ROANOKE TIMES

                         Roanoke Times
                 Copyright (c) 1995, Landmark Communications, Inc.

DATE: FRIDAY, May 12, 1995                   TAG: 9505120030
SECTION: VIRGINIA                    PAGE: B-3   EDITION: METRO 
SOURCE: Associated Press
DATELINE: RICHMOND                                LENGTH: Medium


VA. SCORNS LATEST ARGUMENT FROM DEATH ROW LONG-TIMER

An inmate's claim that 15 years on death row is cruel and unusual punishment is comparable to a man charged with murdering his parents pleading ``for mercy because he is now an orphan,'' the state says.

According to Willie Lloyd Turner, facing execution May 25, ``the very delay that his unending litigation has caused now renders his death sentence unenforceable,'' wrote Robert H. Anderson III, an assistant attorney general.

In papers filed with the Virginia Supreme Court on Wednesday, Anderson urged that Turner's petition for yet another stay of execution be dismissed because it could have been made years ago.

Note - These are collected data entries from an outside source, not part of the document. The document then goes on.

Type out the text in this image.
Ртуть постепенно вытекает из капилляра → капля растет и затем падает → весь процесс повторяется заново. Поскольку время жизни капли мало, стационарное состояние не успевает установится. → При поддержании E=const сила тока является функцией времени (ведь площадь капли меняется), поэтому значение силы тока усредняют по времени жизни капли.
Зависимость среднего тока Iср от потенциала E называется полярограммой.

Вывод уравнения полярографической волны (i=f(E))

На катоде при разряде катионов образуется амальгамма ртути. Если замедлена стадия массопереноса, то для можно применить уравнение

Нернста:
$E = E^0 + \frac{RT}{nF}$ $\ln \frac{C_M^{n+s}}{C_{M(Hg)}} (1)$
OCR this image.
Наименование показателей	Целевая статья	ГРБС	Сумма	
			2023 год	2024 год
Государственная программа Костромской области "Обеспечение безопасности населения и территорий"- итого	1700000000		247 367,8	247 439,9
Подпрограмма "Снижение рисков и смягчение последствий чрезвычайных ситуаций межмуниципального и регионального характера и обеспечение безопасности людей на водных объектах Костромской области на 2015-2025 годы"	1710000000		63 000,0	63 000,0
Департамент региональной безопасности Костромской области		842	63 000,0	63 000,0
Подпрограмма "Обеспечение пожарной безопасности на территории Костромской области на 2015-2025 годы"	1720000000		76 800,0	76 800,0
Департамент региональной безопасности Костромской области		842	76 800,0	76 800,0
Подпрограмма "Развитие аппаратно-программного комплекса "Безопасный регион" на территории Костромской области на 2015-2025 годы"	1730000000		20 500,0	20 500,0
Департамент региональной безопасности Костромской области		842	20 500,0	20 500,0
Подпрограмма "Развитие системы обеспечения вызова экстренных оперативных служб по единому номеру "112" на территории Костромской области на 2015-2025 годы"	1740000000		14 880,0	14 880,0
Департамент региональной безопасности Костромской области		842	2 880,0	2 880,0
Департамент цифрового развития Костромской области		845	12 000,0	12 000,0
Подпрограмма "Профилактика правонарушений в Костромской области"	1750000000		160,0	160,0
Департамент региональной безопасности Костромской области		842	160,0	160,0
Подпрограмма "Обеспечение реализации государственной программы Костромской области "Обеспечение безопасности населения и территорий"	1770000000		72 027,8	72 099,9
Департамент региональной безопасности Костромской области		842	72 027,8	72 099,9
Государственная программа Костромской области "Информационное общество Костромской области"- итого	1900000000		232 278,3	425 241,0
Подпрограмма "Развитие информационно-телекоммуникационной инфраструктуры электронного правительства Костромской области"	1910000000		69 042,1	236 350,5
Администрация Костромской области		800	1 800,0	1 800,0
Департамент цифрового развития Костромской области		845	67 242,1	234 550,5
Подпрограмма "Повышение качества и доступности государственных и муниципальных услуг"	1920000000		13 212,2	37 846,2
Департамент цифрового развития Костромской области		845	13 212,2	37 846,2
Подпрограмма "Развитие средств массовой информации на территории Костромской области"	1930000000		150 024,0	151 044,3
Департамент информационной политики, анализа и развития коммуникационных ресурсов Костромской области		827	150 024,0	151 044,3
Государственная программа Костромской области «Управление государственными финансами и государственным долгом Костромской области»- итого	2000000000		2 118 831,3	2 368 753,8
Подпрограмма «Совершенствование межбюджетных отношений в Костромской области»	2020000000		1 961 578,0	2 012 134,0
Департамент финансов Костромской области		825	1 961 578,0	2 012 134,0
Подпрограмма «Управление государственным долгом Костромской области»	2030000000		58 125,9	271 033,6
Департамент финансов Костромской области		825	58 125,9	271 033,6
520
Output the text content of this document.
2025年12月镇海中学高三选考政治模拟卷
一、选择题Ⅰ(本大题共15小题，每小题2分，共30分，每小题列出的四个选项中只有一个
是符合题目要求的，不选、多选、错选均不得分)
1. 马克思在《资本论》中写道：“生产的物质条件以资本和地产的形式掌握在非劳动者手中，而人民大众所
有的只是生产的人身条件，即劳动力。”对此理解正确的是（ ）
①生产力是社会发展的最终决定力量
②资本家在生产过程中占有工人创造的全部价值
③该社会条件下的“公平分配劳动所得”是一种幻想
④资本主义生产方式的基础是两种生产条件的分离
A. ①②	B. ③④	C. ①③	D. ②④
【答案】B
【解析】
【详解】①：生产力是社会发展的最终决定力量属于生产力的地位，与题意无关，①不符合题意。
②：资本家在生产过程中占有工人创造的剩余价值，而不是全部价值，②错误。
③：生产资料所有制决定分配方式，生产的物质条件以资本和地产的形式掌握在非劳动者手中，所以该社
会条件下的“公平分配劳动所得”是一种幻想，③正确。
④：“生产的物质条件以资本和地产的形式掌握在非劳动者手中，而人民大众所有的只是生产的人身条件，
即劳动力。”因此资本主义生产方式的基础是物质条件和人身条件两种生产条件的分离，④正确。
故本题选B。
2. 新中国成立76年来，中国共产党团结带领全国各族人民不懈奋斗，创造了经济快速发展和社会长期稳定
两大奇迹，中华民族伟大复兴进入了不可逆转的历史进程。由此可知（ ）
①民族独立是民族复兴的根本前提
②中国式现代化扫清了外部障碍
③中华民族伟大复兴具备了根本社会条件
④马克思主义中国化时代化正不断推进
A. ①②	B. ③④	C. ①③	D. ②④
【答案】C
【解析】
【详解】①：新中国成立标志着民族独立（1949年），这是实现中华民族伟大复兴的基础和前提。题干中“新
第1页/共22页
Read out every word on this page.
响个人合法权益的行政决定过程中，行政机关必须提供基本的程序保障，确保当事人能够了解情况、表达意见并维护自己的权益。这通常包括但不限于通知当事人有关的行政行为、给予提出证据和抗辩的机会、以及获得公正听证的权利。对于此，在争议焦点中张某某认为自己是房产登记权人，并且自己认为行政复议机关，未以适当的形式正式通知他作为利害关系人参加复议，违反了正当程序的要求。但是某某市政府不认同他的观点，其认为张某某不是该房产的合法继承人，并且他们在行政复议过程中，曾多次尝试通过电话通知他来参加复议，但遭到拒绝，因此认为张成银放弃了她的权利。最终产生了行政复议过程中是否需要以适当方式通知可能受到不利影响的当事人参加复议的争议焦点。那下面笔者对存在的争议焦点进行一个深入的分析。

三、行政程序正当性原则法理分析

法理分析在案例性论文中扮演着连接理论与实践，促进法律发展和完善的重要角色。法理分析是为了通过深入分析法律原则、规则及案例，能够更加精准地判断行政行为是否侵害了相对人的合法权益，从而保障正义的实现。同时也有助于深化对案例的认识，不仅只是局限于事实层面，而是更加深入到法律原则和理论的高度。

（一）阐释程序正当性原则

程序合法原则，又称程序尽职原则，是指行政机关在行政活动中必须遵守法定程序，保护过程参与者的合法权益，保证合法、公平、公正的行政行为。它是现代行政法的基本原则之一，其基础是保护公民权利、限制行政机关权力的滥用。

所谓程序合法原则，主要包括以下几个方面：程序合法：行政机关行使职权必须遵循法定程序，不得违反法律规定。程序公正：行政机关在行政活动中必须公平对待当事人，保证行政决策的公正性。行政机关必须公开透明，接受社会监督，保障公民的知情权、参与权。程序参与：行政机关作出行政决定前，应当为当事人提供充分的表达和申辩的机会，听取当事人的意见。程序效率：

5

Though it is undisputed that Turner killed a Franklin jewelry store owner July 12, 1978, his ``battery of lawyers has challenged his capital murder conviction and death sentence at every turn,'' Anderson said.

Richard Grizzard, Southampton County commonwealth's attorney and the man who prosecuted Turner, agreed that Turner and his lawyers are to blame for the delay.

``I think the argument's ridiculous,'' Grizzard said. ``He's claiming it's cruel and unusual punishment because it's been such a long period of time - he's the one that's been dragging things through the courts for 15 years.''

However, lawyers who defend condemned inmates argue that challenges and special safeguards are allowed by law to prevent the state from committing an injustice in the death chamber.

Indeed, one of Turner's appeals - seven years after he was sentenced to death - resulted in a U.S. Supreme Court ruling that his death sentence was invalid because jurors were not allowed to be questioned about racial bias.

In the meantime, Virginia changed its law, enabling a second jury to sentence Turner to death.

Therefore, Turner's lawyers argue, it is largely the state's fault that Turner has remained on death row for so long, allegedly suffering cruel and unusual punishment. At one point, he came within four hours of electrocution.

``If they gave me a fair trial to begin with, it would have all been over with by 1985. And if they hadn't have changed the rules, it would have all been over with'' earlier as well, Turner said last week.

``There's two ways right there that it took so long. It's not our fault,'' he said.

As a result of the long wait for execution under allegedly ``hellish'' conditions, the state has forfeited its right to execute Turner, his lawyers argue.

Billy Smith, son of the slain jeweler, W. Jack Smith Jr., complained last week that Turner ``and his lawyers are the ones that have pushed this back time and time and time again.''

``I think it's a lot of bull,'' Smith said.